Biliary atresia is the most common cause of neonatal cholestasis and 40–50% of liver transplantation in children is caused by this disease 
. Early intervention of Kasai portoenterostomy is very important for BA patients. When the surgery is performed before the age of 60 days, the success rate of establishing biliary drainage is higher than those performed later 
and the need for liver transplantations in infancy and childhood is greatly reduced 
In this study, we evaluated the six primary bile acids in dried blood spots of BA, neonatal jaundice and comparison infants obtained 3–4 days after birth. All the conjugated primary bile acids have already increased in BA newborns at 3–4 days of life which echoes the report that all these bile acids were elevated significantly in BA infants 7–10 days after birth 
. The results indicated that BA was present in the immediate newborn period or late pregnancy. This is also supported by a case report by Toubi et al., where a BA infants with disappeared gallbladder at age of 11 days was used to have normal gallbladder at the gestational age of 24 weeks 
. In our study, the increase of TC and GC was higher than TCDC and GCDC in early life of BA, while Mills et al. found that the later 2 bile acids increased more significant in cholestatic children at age of 3 weeks to 8 month 
. These findings may indicate that the liver damage has already begun but is still mild in BA infants within 3–4 days of age as greater rise of TCDC and GCDC meant severe liver damage 
. Furthermore, TC was found positively correlated with MCP-1, an HSC-responsive chemokine, in cholestatic rats and in cystic fibrosis liver disease 
. The early elevation of TC may indicate the early occurrence of fibrosis in BA patients.
According to previous research, two of the most promising screening methods for BA yet are early measurement of serum conjugated bilirubin and usage of stool color cards.
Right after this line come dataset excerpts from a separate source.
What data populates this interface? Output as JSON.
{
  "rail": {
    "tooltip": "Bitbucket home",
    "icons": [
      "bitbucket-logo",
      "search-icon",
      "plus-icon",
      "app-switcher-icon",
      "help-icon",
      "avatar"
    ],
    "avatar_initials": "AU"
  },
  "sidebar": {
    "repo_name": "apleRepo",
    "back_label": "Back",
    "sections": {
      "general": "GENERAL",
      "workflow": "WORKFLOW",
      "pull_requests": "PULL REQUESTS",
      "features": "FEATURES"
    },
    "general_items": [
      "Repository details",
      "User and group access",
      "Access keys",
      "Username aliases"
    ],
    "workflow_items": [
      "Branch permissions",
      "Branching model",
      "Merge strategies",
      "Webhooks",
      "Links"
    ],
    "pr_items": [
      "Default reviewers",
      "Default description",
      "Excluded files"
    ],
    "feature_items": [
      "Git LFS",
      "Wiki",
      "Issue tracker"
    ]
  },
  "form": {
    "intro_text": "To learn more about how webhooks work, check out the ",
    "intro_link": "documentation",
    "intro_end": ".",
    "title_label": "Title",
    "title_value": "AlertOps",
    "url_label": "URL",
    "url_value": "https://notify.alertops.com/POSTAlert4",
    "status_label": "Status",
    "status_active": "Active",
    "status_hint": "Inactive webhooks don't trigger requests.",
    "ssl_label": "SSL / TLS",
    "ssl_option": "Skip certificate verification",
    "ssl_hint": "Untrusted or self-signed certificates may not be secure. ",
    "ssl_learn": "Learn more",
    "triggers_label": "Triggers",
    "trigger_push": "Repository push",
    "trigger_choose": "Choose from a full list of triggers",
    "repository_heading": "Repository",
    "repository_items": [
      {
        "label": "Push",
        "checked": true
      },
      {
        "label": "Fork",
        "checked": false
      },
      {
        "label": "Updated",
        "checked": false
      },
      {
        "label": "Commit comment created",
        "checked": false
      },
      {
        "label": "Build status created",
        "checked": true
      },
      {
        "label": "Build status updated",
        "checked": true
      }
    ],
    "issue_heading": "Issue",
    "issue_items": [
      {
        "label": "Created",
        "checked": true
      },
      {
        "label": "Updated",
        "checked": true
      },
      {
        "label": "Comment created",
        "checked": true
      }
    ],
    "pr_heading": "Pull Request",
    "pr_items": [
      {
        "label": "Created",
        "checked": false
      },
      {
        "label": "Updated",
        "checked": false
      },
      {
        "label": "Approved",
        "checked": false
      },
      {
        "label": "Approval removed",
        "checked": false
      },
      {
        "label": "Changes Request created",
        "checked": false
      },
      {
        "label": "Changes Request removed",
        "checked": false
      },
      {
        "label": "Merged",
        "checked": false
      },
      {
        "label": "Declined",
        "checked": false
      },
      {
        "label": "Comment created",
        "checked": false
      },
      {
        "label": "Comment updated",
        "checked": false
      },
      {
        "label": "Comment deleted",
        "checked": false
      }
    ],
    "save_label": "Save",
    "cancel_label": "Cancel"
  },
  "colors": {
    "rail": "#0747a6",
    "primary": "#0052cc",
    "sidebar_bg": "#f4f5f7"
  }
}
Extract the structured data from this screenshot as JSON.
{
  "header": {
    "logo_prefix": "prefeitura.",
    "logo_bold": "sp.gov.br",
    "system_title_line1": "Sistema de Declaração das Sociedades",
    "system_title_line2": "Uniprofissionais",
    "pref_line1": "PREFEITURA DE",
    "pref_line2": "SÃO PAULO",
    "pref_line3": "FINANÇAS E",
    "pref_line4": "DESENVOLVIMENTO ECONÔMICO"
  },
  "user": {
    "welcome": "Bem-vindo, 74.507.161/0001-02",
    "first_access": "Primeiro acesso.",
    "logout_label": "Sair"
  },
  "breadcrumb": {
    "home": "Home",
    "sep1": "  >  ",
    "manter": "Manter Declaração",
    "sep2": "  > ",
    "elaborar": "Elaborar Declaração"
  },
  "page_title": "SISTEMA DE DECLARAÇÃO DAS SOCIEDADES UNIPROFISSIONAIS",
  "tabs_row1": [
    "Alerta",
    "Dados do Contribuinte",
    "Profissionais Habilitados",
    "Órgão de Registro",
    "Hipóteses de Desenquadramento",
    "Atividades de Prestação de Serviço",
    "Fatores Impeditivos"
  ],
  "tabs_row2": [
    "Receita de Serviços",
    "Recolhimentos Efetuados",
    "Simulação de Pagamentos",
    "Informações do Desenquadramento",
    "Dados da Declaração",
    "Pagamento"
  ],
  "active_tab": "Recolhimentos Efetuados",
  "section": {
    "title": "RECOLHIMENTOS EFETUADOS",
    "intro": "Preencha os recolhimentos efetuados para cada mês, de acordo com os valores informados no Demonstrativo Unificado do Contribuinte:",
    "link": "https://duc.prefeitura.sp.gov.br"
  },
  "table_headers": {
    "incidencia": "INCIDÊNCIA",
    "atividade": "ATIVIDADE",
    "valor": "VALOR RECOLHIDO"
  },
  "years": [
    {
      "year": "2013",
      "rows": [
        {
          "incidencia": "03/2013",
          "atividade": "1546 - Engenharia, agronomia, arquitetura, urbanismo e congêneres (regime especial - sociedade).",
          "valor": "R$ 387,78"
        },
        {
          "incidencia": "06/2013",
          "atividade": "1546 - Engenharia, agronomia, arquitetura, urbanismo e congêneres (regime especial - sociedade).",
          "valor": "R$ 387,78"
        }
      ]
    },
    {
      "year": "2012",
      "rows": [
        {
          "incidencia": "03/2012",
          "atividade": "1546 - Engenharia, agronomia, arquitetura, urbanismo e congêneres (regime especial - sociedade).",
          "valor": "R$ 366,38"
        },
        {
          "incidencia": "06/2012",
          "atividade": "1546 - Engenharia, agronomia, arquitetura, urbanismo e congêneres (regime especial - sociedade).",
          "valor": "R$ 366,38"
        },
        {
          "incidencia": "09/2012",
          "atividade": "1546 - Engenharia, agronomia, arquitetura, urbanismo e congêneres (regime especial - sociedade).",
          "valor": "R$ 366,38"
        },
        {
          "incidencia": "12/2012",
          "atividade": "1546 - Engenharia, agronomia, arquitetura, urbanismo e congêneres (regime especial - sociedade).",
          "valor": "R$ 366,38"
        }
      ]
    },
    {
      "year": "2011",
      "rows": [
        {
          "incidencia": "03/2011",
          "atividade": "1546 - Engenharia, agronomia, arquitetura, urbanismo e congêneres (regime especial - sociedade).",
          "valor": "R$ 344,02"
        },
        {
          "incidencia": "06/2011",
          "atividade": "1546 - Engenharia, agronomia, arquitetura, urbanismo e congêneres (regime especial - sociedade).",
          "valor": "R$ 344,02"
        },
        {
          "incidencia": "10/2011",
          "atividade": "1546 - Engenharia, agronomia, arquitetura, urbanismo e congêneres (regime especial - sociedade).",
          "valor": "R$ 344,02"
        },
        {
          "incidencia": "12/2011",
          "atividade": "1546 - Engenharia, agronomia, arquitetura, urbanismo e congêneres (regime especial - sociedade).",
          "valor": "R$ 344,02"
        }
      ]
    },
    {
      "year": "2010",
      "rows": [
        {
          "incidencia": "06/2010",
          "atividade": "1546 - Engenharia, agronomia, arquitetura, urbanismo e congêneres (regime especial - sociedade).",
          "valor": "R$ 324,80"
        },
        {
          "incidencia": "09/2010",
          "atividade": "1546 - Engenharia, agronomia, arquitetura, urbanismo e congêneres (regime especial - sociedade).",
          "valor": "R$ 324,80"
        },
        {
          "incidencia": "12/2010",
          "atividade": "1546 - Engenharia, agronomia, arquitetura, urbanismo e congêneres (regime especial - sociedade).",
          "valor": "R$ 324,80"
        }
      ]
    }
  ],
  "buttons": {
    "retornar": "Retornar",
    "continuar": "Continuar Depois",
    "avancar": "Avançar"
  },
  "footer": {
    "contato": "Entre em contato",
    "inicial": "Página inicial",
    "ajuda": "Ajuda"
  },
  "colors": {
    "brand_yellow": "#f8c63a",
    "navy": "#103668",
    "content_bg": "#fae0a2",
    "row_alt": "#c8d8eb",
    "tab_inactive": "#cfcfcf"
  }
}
In the test of serum conjugated bilirubin at 6–10 days after birth, the sensitivity and specificity reach 100% and 99.6% respectively 
. However, due to the light sensitivity of bilirubin, it is unsuitable to detect in dried blood spots, which are easy to obtain and deliver for newborn screening. Another method, the stool color card is widely used in Taiwan to screen BA patients. The sensitivity of this method was 97.1% in 2005 
. However the onset of pale stool in a large amount of cases usually occurs later than 30 days of age, which may delay the diagnosis and affect the outcome of treatment. Measurement of TC in dried blood spots by LC-MS/MS may be suitable for newborn screening due to the stability in dried blood spots and relatively simple detection technique, although the sensitivity and specificity are not as good as serum conjugated bilirubin and the stool color card. Furthermore, considering the effect of diurnal variations on the level of bile acids in blood 
, the detecting accuracy may increase if all blood spots were taken forenoon. After all, the elevated concentrations of TC and other bile acids in dried blood spots from BA infants have already indicted the potential screening strategy for the future study.
Interestingly, no significant difference of bile acids was observed between neonatal jaundice and comparison infants. This result was understandable. It is well known that genetic and environmental factors influence neonatal jaundice, such as ABO incompatibility, breastfeeding and the method of delivery 
. The infants with neonatal jaundice enrolled in this study have unconjugated hyperbilirubinemia which are unrelated with hepatobiliary disease.
The main shortage of this study is the small sample size of BA. Because of the scarcity of the disease, insufficient therapeutic effects and low levels of cooperation among pediatric hospitals in China, it is hard to obtain screening dried blood spots from BA patients. Furthermore, the detection methods need to be improved, which include but are not limited to the introduction of UPLC, more sensitive MS and proper sample pretreatment methods.
In conclusion, bile acids were elevated in BA infants at 3–4 days of age indicates the immediate occurrence of the disease at birth. The measurement of bile acids, especially TC, in dried blood spots from newborns could be the potential screening strategy for early detection of BA.